Crude Exports, Gas Imports Possible Development Path for Mexico

01 December 2019
Veronica Irastorza and John B. McNeece III

In an article published in the December 2019 issue of the Oil & Gas Journal, NERA Associate Director Veronica Irastorza and John B. McNeece III, a Senior Fellow at the Center for US-Mexican Studies at UC San Diego, conclude that Mexico could reasonably rely on imports of natural gas from the US while it works on expanding its domestic production. In addition, Mexico could choose to focus its efforts on increased production of crude oil, which garners high prices in world markets, while relying on the US for most of its natural gas, which has substantially lower prices for the same energy content.

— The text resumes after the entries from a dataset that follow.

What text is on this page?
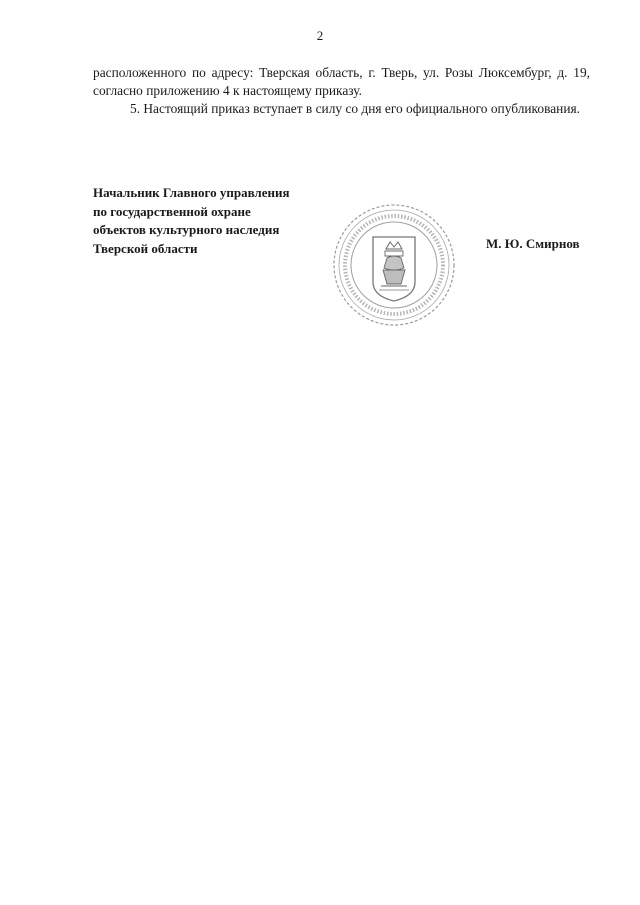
2

расположенного по адресу: Тверская область, г. Тверь, ул. Розы Люксембург, д. 19, согласно приложению 4 к настоящему приказу.

5. Настоящий приказ вступает в силу со дня его официального опубликования.

Начальник Главного управления
по государственной охране
объектов культурного наследия
Тверской области	М. Ю. Смирнов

Ms. Irastorza and Mr. McNeece review Mexico’s National Development Plan for 2019–2024, the proposed role Pemex would have in exploring and developing natural gas for domestic consumption, and US-to-Mexico gas import projections from Mexico’s Secretaría de Energía (SENER) and the US Information Administration (EIA). Whereas the development plan contemplates increasing natural gas production to meet 100% of consumption by 2024, the budget for Pemex to explore and develop domestic natural gas resources suggests that Mexico will continue to rely on imports. To match the exploration and development budgets of international oil and gas companies with comparable production goals, the Mexican government would need to forgo Pemex’s profit-sharing tax and increase taxes on other economic actors. This is not likely to occur. 

Based on their analysis, the authors consider that the risks Mexico assumes by counting on the US for a substantial portion of its natural gas needs are manageable. Complementing an effort to increase production, Mexico could seek to reduce consumption (e.g., through a transition to clean energy, since more than half of natural gas use in Mexico is for electricity generation).